Capítulo XIV
No me moví de la habitación durante las seis horas que pasó durmiendo. Terminé de quitar los alfileres de la fotografía, caída junto a la vitrola, y luego le prendí fuego como había prometido, y la miré arder dentro del enorme cenicero de cristal, mientras casi veía la escena de la adolescente, desconcertada ante los empujes de una sexualidad para la cual no estaba preparada, trazando unos torpes signos mágicos sobre su propia imagen, desdoblada en un Monsieur Victor que tal vez todavía no tenía ese nombre, una presencia masculina que intentaba poner alguna clase de orden en ese mundo que la aterrorizaba.
No me sentía ni triste ni contento. Me había invadido una indiferencia total, sumada a la certeza absoluta sobre lo que habría de suceder con la muchacha. La rubia Fauna, la mujer que yo más había amado en mi vida, nunca había existido —lo mismo que Monsieur Victor, el hombre a quien más había temido. Ambos estaban muertos o, mejor dicho, habían retornado a su dimensión real. Flora se recuperaría poco a poco, probablemente con la ayuda de un psicólogo, libre de los aspectos «mágicos» de su drama. Pero nunca sería Fauna. Y yo…

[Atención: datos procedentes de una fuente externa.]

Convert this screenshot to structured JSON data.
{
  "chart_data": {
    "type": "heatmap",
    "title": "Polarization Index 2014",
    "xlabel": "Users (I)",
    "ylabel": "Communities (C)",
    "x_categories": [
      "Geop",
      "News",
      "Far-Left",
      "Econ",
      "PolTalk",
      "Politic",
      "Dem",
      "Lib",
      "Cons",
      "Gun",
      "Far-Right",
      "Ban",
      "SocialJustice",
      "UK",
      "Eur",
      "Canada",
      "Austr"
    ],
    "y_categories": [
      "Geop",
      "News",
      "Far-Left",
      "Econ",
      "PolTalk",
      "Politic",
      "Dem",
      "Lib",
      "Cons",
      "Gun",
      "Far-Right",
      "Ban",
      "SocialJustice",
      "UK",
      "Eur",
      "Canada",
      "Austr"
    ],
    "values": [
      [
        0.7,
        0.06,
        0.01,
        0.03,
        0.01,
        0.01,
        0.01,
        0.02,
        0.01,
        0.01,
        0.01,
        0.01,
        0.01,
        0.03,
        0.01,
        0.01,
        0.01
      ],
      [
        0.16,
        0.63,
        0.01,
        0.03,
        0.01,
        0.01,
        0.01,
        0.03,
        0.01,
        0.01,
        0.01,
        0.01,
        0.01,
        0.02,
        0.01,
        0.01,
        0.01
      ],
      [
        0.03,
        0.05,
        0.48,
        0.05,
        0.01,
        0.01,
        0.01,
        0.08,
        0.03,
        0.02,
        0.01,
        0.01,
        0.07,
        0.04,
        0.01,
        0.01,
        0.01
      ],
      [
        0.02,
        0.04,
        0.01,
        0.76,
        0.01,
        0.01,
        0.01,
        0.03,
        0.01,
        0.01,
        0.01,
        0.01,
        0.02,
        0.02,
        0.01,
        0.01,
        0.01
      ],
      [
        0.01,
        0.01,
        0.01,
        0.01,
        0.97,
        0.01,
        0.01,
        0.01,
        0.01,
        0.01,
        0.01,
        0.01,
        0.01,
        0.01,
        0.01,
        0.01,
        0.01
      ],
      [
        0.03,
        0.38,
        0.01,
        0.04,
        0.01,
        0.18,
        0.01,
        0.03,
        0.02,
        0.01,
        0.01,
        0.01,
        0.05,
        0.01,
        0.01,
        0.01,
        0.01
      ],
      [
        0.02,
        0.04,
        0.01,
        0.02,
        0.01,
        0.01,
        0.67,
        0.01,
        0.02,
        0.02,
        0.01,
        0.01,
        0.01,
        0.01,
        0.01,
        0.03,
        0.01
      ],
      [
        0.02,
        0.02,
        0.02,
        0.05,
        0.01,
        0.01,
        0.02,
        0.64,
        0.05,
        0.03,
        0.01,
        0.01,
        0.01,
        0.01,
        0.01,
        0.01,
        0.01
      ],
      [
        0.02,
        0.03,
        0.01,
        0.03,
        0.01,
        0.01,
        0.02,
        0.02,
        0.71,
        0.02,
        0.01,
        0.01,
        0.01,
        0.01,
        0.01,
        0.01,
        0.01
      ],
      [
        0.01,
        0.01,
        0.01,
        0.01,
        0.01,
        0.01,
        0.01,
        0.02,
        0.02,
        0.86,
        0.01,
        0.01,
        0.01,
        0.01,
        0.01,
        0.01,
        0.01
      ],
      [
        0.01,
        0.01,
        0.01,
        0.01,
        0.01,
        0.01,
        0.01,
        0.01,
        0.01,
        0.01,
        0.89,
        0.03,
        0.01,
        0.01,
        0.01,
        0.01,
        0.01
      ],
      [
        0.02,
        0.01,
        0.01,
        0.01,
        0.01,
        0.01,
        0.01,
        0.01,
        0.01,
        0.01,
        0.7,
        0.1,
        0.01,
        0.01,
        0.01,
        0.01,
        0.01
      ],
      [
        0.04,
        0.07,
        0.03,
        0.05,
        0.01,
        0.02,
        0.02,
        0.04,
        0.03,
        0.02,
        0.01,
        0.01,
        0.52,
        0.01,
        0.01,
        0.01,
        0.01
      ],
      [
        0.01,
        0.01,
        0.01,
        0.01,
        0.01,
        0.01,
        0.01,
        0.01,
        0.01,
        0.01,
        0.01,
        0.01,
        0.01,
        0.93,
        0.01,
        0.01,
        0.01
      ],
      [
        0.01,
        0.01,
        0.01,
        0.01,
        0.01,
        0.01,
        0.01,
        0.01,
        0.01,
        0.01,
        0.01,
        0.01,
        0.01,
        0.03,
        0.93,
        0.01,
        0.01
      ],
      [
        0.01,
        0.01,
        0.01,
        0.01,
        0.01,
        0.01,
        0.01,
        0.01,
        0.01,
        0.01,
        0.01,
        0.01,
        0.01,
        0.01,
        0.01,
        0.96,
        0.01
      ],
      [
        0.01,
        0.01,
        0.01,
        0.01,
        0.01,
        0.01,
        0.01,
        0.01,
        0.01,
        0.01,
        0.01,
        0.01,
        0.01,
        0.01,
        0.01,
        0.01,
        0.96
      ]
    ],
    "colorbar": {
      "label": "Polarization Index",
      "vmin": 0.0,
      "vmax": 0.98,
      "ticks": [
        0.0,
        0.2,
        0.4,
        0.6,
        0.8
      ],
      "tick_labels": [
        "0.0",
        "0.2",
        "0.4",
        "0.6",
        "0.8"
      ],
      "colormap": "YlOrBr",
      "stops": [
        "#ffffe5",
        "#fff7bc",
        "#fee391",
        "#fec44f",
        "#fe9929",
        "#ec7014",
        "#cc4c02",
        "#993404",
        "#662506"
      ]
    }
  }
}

Yo había caído bajo la sugestión de Flora. Aquel anónimo me había hecho absorber hasta lo último su enfermedad, y casi me había hecho arrojar bajo las ruedas de un automóvil. Aquel barbudo que había llamado a mi puerta sería sin duda un vendedor a domicilio, tal vez algún propagandista de la Biblia, de los que suelen ir por las casas los domingos de mañana, y que seguramente había seguido subiendo por la escalera, después de tocar por segunda vez el timbre, para molestar a mis vecinos. Podría haber sido un mendigo, o alguien que confundía mi apartamento con otro, o cualquier otra cosa. Toda una horda de enemigos invisibles y diabólicos había surgido en mi imaginación por la magia de una sola palabra, un verbo en primera persona del plural astutamente manejado por Flora en su personalidad siniestra. Yo también necesitaba, sin duda, la ayuda de un psicólogo.
Contemplé largamente ese rostro que no me decía nada. Era más joven y más linda que la Flora que yo conocía y mostraba una gran placidez en su descanso. Pero no era Fauna. Qué tentación enorme de reinventarla, de aprovechar la situación para implantar una serie de sugestiones que la moldearan a mi paladar… Sonreí, entre un montón de lágrimas que me rodaban sin vergüenza por la nariz y las mejillas, aceptando con dolor y con rabia mi soledad final, mi realidad. Si la que habría de despertar dentro de un rato fuese la rubia Fauna, o Mabel, yo habría fracasado en lo más profundo. O peor aún: habría cometido uno de los pocos verdaderos pecados posibles.
Borré de mi mente todo ese tipo de pensamientos, para que Flora no pudiera captar como sugestión ninguna intención torcida de mi parte, e hice lo posible por pensar en ella subrayando y repitiendo una y otra vez la idea de salud. Tal vez luego dormité unos minutos, mientras las emociones sedimentaban.
Por fin, despertó. Me vio como si me hubiera estado mirando desde antes, sin sorpresa, y sonrió ampliamente. Se fue incorporando poco a poco; yo no le tendí la mano para ayudarla. Al fin se sentó en un sillón frente al mío, sin dejar de sonreír.
No era exactamente la Flora que yo conocía, pero tampoco exactamente Fauna-Mabel. Ninguna de las dos había existido en la realidad; ahora era ella, la verdadera, la auténtica Flora, que en ese momento comenzaba a intentar la peligrosa aventura de vivir.